1999/京都市/鉄筋コンクリート造7階建て/1382u

この建築は京都市内の中心部に建っています。
ここには以前、古い町家が建っていました。
文化遺産ともいえる町家を解体して現代的な建築を造るという行為には覚悟が必要です。
何も好き好んで町家を壊す人は居ません。
先祖から受け継いだ土地を守るため苦渋の選択でした。少しでもこの場所のDNAを守りたいという想いから、現代の京都における集合住宅として、歴史に従属するのではなく、その正統な和の精神を受け継ぐデザインを心がけました。
ファサードのうちエントランス部分を町家のスケールに合わせました。いぶし銀のガルバリウム鋼板の板金加工で陰影の有るラインを繰り返し町家の瓦屋根に当たる部分を表現しました。ここで上階の住戸部分との見かけ上の境界としています。2層吹き抜けで細く高いエントランスの上部には松本正樹しによる畳2帖分の大きさのステンドグラスがはめ込まれています。エントランス前の外部床には町家の中の土間に使われていた御影石を再利用しています。他に代え難い趣が有ります。2階住戸のバルコニーはアルミの縦格子でデザインし、この階まではパブリックとしての外観を守るようにしています。
細く高いエントランスホールです。
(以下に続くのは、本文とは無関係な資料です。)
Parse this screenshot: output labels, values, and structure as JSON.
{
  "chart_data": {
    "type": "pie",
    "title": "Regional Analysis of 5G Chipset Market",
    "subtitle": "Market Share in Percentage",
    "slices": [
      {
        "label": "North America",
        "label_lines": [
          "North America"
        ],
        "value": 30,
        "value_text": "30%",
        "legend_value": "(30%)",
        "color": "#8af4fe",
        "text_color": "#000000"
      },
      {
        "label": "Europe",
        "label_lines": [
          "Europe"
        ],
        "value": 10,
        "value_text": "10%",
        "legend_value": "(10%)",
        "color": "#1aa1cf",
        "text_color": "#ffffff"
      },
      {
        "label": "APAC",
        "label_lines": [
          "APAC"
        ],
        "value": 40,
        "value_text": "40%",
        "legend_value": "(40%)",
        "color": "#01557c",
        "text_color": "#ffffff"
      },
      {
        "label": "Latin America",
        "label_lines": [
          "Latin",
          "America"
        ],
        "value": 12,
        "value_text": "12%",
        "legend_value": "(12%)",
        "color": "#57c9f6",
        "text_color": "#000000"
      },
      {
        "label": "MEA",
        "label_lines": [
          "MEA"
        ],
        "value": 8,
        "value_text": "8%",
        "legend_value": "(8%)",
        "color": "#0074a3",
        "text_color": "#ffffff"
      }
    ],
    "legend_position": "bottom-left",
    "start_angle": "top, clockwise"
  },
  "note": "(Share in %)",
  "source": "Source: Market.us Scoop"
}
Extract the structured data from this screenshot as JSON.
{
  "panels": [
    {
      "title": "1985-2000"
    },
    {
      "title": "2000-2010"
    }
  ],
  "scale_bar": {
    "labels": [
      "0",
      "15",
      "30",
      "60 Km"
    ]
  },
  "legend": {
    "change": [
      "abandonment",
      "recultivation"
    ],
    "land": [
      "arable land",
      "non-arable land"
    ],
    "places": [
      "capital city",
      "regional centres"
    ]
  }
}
正面のエレベーターホールを介して1階奥の住戸まで路地のように細く長く続きます。壁は凹凸の有る窯変の黒褐色のb器質タイルで外部まで連続します。左奥に昔この場所に建っていた町家の8寸角の大黒柱をモニュメントとして建てました。今も心の拠り所としてこの建築を支え続けます。
最上階のオーナー宅の座敷です。
マンションの一室とは思えない落ち着きと風格が有ります。
襖を開け放てば、畳敷きの廊下と、奥の和室とが繋がり、京間18帖の広間となります。祇園祭の時などご親戚が一同に会せるような広さを確保しました。
奥の和室から雪見障子越しにバルコニーに設けた坪庭を見ます。ここが7階に在ることを忘れます。灯篭と手水鉢は昔の庭に有ったものです。